Deneyimsel oyun terapisi bu noktada devreye girer. Oyun terapisi genellikle dokuz yaşından küçük çocuklarla çalışılmasına karşı, kendi kendine oyun oynamayı bırakmamış her yaştan çocukla birlikte uygulanması mümkündür. Oyun terapisinde özel olarak tasarlanmış bir oyun odasında terapist ve çocuk birlikte oyun oynar. Oyun terapisinin belki de en önemli özelliği çocuğu terapi sürecinin merkezine koymasıdır. Burada terapistin ilk görevi, çocuğun kendisini oyununa davet etmesini beklemektir. Çocuk, ihtiyaç duyduğu güven ilişkisini kurmaya başladığında terapisti oyuna davet eder. Terapist, ortaya hiçbir koşul sürmeden çocuğun oyununa dahil olur ve ona eşlik eder. Çocuk, oyun terapistiyle güven ilişkisini geliştirdikten sonra yavaş yavaş kendini açmaya başlar. Oyun terapisinde her biri birbirinden farklı anlamlar taşıyan oyuncakları kullanarak kendi oyununu kurar. Günlük hayatında ifade etmekte zorlandığı öfke, üzüntü, kıskançlık gibi olumsuz duyguları özgürce yaşar. Oyun terapisti, çocuğu, kendinde gördüğü tüm hata, eksiklik ve zayıflıklarla koşulsuz olarak kabul eder. Çocuk, rahatlar ve daha cesur bir şekilde kendini oyunun akışına bırakır. Bu süreçte zorlukların kaynağına doğru bir yolculuğa çıkar, nedenleri keşfeder ve bu zorlukla nasıl başa çıkacağını en iyi bildiği yolla, oyunla, öğrenir.

Deneyimsel oyun terapisinde kullanılan oyuncakların ayrı birer anlamı vardır. Örneğin vahşi hayvan oyuncakları saldırganlık, korku, güç gibi durumları ifade edebilirken vahşi olmayan hayvan oyuncakları korunma, aile, ilişki gibi kavramları ifade edebilir. Top, etkileşim, güven ilişki kurma isteğini yansıtırken araba, hareket, güç ve kaçış anlamına gelebilir.

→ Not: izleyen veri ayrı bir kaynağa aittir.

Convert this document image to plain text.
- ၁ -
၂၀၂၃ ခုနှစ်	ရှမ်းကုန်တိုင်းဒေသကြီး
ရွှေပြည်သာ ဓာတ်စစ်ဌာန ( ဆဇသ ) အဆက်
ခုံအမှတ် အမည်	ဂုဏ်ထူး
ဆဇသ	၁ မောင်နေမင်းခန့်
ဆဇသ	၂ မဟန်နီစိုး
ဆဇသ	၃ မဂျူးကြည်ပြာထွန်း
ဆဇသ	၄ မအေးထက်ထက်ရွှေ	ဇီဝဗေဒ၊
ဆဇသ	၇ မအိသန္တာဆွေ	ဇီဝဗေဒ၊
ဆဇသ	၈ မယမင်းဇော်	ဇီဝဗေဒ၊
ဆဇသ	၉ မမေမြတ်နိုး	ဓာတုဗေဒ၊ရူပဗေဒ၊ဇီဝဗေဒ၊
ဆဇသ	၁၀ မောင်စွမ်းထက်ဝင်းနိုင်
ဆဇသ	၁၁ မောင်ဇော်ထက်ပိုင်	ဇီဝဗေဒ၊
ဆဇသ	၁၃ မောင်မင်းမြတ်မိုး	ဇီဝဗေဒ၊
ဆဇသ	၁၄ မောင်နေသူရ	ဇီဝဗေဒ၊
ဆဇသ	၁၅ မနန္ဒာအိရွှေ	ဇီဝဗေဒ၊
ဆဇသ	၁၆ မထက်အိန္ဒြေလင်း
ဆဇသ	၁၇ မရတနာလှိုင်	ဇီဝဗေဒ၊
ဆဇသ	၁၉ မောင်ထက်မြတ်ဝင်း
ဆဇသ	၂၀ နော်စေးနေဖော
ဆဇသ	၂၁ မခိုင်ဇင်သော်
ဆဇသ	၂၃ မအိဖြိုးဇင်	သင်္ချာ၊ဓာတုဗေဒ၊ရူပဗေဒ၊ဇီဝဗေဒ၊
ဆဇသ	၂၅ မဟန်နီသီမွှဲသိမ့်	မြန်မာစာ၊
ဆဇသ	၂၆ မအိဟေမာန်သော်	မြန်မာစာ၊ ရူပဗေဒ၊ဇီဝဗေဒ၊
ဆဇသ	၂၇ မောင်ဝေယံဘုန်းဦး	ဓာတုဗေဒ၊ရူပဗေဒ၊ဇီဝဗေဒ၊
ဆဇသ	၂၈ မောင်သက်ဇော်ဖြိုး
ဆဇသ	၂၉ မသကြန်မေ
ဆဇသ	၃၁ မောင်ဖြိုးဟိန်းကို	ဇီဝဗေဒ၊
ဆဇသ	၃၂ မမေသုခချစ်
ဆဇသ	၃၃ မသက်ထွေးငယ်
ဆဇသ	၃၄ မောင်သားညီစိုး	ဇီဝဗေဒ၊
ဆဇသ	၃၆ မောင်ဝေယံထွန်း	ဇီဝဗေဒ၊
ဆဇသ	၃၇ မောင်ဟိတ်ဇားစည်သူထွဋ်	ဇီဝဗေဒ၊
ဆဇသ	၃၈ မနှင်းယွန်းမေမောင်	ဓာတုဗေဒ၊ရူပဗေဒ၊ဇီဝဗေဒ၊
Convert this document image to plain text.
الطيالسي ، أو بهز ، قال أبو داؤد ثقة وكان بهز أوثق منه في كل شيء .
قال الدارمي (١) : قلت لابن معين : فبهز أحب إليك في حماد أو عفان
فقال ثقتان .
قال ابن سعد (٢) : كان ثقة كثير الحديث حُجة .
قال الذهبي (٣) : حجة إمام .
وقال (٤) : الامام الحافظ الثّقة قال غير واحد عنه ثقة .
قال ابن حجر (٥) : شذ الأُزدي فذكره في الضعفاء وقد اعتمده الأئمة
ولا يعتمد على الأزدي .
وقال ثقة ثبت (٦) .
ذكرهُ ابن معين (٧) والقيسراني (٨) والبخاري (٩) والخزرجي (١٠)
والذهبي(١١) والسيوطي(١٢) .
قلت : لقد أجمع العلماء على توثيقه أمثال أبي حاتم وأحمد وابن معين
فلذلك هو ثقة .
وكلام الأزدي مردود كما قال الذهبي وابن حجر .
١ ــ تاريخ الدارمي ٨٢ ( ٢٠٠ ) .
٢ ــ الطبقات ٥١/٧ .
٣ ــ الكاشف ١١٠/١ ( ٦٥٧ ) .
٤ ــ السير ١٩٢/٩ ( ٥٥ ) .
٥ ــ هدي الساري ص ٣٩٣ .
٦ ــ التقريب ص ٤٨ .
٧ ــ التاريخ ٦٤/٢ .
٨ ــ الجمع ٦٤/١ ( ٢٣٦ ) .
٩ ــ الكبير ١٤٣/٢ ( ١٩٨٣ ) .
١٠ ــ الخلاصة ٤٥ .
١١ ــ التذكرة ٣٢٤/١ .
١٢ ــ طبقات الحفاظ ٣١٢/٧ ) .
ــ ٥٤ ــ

Oyun terapisi özellikle travmatik yaşantılar ve bu yaşantıların neden olduğu sorunlar üzerinde oldukça etkili bir terapi yöntemidir. Yaşanılan travmalar çocukların travmayı yaşadığı gelişim döneminde takılmasına ve daha sonraki gelişim dönemle geçerken zorluk yaşamasına neden olabilir. Oyun çocuğun, takıldığı gelişim aşamasında gerekli iyileşmeyi sağlayarak bir sonraki gelişim aşamasına geçmesine yardımcı olur.

Çocuklar oyun aracılığıyla pek çok şeyi öğrenir ve anlatır. Hayatın provası olarak oyun, çocukların yeni bilişsel ve sosyal becerileri, değerleri ve ahlaki değerlendirmeleri anlamasını ve bunları kendisi ile bütünleştirmesini sağlar. Çocuklar oyunda kimi zaman heyecan ve coşkuyu yaşarken, kimi zaman üzüntü, özlem ve öfkeyi yaşar. Bazı oyunlara en olumlu düşüncelerini koyarken bazen de hayata en karamsar açıdan bakar. Eşsiz hayal dünyaları içinde yaptıkları yolculuklara katılmak siz anne ve babalar için de bulunması oldukça güç bir fırsat. Çocuğunuz sizi oyununa davet ettiğinde vereceğiniz olumlu bir cevap ailenize çok şey katacaktır. Üstelik günlük hayatın sıkıcı doğru ve yanlışlarından kısa süreliğine de olsa uzaklaşmak… gerçekten çok iyi bir fikir. Hem televizyon karşısında yaptığımız şey de bu değil mi?

“Oyun çocuğun sanatıdır, sanat yetişkinin oyunudur.”
Koray Tarhan
Oyuncu ve Doğaçlama Eğitmeni


Kaynakça

1. Dr. Carol Norton, Byron Norton, Reaching Children Through Play Therapy, White Apple Press, USA, 1997
2. James L. Gould, Carol Grant Gould, Hayvan Zihni, Tübitak Yayınları, Ankara, 2000
bu yazı, mother and baby dergisinin mayıs sayısında yayınlanmıştır.